Over the past few years a number of children have brought damages claims against their local authorities for failing to take them into care, when it was plain they had been at risk within their own families.
Such cases are usually referred to as ‘failure to intervene’ or ‘failure to remove’ children known to be at risk.
Children already in care are also currently able to sue local authorities, and in one case, a child put through 40 different foster placements received compensation from the local authority.
However, what duty of care do local authorities owe children in their area to protect them from harm by third parties, and in situations where it is not parental neglect or harm at home which is the cause of suffering?

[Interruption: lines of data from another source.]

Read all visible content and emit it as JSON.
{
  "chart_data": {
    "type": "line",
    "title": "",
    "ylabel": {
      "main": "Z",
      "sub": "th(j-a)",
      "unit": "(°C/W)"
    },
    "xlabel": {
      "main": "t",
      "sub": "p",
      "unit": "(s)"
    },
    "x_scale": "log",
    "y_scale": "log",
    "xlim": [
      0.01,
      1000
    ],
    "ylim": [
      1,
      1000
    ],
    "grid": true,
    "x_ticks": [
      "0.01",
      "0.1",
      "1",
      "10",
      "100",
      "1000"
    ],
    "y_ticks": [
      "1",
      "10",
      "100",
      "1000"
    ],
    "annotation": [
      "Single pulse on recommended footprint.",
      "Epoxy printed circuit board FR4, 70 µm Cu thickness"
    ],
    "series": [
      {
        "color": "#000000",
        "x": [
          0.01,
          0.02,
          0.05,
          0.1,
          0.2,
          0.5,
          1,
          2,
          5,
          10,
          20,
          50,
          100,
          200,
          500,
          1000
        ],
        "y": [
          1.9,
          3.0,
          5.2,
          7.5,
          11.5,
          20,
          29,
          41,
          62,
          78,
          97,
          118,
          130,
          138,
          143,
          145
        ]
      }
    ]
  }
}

This is an area of law which set to come consideration in July of this year at the UK Supreme Court, when the claimants in the case of CN & GN v Poole Borough Council appeal a decision of the Court of Appeal.
It is a hearing which could have far-reaching consequences with regards to justice for children who are let down and exposed to harm by others.
Children were abused by another family having been rehomed by council
The Claimants in the case were two children (one of whom was severely disabled). They alleged that the defendant local authority had negligently failed to take appropriate and necessary steps to safeguard them.
They children were the target of prolonged abuse perpetrated by members of another family who lived on the estate on which they were housed by the defendant authority, between May 2006 and December 2011.
The local authority apologised for what happened to them, and so the two children brought a claim directly against the local authority.
However, as the law stands courts are very reluctant to say that a local authority owes a duty of care to people in this kind of position, and the claims were struck out.
Supreme Court decision must bring clarity over local authorities’ duty of care
The claims have risen through the courts right to where we now stand.
They were initially reinstated on appeal, but then the local authority went direct to the Court of Appeal which ruled this was a case where the local authority had no duty of care towards these unfortunate children.
The Claimants’ lawyers had tried to argue that under the Children Act 1989, the local authority should have done more for them, and they are now heading to the UK Supreme Court to fight it out.
The Supreme Court ruling, which should follow soon after the hearing, could have a big impact on claims in the future. It must bring clarity over the full extent of a local authority’s duty of care.
Given our work in acting for children in the care system at Hudgell Solicitors, it is a matter we will be watching closely, and a ruling we hope ensures the legal process of pursuing justice for children is not compromised in any way.